I’d kept some change aside in case I needed a bus but I was confident that I would be able to walk back to Angler. I walked about half a kilometer before near passing out at a bus stop. The heat was too much. The only problem with this bus stop was there were no postings to let me know what times the bus came by. I took a chance and laid down on the bench to wait. About ten minutes later, a bus approached. I was told that the blue government-run buses were the best ones to take in Barbados but this was one of the yellow privately-owned ones that some people told me I was best to avoid. I was going to just let it pass but it stopped and the driver waved for me to get on. I guess he noticed the shape I was in and didn’t want to just leave me there to die in the heat! Finding heat-exhausted, half-passed-out tourists on benches is probably not very good for tourism. I walked up the what I thought was the driver’s window to ask if he stopped in Derrick’s near my apartment and realized that the person who had waved me onto the bus was not the driver at all. Of course, he just looked at me like I had ten heads and repeated my question to the actual driver on the other side (I, once again, forgot that cars drive on the left in Barbados) who confirmed that he did stop there.
The bus was very crowded. Every seat was taken. Some seats were taken twice as there were people seated on other people’s laps. Many other people were standing in the aisles. Reggae music was playing rather loudly and the bus driver seemed to be more into the music than he was with watching the road. I happened to look in his direction at one point and upon closer inspection, noticed a rum bottle within arm’s reach of the driver. Welcome to the Caribbean! It was pretty clear to me by that these private buses that run on a set of laws different from everyone else. I held on to an aisle post for dear life as we drove along at top speed towards Derricks.

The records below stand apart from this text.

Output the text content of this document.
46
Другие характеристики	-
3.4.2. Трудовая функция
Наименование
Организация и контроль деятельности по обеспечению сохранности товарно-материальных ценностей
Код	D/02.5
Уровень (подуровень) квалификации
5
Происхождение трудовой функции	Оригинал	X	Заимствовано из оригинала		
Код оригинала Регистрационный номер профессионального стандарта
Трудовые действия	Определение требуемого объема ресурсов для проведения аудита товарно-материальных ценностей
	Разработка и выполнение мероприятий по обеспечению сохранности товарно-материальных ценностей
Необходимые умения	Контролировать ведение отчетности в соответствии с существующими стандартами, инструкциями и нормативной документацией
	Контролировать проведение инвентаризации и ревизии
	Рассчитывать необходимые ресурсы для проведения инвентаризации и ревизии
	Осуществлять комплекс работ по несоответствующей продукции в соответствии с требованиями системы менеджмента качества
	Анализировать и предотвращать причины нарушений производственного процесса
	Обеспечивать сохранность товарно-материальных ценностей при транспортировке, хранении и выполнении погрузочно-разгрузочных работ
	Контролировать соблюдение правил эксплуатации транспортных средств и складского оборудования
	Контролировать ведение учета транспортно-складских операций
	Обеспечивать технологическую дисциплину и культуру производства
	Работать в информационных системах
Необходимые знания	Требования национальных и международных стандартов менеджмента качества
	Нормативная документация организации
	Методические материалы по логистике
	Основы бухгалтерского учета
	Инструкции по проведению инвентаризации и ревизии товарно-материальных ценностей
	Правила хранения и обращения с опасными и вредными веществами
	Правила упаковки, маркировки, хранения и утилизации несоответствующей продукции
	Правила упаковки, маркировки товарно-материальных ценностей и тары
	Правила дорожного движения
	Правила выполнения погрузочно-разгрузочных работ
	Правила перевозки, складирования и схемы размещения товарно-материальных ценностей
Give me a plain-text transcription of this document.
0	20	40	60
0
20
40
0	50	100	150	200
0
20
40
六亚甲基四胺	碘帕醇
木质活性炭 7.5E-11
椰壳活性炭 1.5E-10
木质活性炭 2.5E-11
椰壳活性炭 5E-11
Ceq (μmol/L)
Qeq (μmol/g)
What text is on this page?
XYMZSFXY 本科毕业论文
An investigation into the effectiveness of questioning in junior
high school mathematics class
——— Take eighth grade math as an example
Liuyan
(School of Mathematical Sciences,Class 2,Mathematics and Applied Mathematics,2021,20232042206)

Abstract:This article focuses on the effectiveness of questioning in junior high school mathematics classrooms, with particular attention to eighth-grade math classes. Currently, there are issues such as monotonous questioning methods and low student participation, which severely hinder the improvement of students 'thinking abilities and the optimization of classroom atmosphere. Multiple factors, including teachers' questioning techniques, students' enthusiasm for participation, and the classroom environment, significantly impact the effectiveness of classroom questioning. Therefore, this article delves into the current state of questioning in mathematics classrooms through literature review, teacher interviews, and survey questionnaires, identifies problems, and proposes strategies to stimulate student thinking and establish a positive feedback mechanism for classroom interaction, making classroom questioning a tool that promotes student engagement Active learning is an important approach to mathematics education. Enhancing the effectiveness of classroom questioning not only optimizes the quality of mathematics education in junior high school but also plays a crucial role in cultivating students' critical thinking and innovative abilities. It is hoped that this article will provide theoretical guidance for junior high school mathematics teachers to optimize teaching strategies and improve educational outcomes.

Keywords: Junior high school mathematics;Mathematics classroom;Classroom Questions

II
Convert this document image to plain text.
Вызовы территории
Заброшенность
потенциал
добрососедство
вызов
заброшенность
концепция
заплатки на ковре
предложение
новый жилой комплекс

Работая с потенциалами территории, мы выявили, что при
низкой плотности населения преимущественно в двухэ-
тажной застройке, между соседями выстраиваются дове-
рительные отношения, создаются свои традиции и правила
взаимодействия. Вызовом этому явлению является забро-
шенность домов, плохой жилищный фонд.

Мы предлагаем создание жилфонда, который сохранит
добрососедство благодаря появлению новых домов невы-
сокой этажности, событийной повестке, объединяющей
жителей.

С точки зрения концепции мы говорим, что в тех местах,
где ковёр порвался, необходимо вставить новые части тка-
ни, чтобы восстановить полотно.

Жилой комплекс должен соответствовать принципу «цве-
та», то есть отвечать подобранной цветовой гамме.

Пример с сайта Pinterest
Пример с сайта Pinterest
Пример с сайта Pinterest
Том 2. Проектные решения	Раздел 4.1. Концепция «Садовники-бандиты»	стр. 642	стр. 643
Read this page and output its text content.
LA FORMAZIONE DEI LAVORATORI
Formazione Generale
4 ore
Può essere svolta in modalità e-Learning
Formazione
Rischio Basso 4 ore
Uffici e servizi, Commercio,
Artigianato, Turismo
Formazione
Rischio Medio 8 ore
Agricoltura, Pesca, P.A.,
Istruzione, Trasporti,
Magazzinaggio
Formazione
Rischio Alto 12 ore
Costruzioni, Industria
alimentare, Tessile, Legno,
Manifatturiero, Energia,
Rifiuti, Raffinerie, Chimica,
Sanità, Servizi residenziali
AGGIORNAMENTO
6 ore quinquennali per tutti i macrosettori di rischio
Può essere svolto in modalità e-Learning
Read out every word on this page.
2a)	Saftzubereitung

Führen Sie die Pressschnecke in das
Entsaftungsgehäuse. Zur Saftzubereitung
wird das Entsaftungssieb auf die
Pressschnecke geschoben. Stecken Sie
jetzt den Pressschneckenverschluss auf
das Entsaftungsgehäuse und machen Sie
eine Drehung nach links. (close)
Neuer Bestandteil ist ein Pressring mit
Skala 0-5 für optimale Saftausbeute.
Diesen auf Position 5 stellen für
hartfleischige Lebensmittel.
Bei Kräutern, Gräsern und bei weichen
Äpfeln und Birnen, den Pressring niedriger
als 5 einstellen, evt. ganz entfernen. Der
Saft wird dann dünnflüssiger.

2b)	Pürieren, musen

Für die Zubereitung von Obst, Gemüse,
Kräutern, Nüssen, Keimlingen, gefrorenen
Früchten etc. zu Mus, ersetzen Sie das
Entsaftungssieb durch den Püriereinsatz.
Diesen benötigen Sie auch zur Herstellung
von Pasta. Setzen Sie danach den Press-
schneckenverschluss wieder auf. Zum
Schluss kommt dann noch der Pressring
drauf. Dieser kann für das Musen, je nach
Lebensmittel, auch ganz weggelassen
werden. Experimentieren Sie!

The last night of any vacation is almost as sad as the next day when I get on the plane to leave for good. On this night, there were many lasts. The last time sitting on my step with a refreshing beer. The last time watching a colorful sunset turn to blackness over the palm trees behind my apartment. The last time falling asleep to the sound of thousands of cicadas. I got my packing out of the way as early as possible and spent the rest of the evening relaxing. I grabbed that last Banks beer from the fridge and relaxed on the step for a few hours…taking in those beautiful, relaxing, tropical sounds for the last time before I headed home to face a cold, harsh Canadian winter.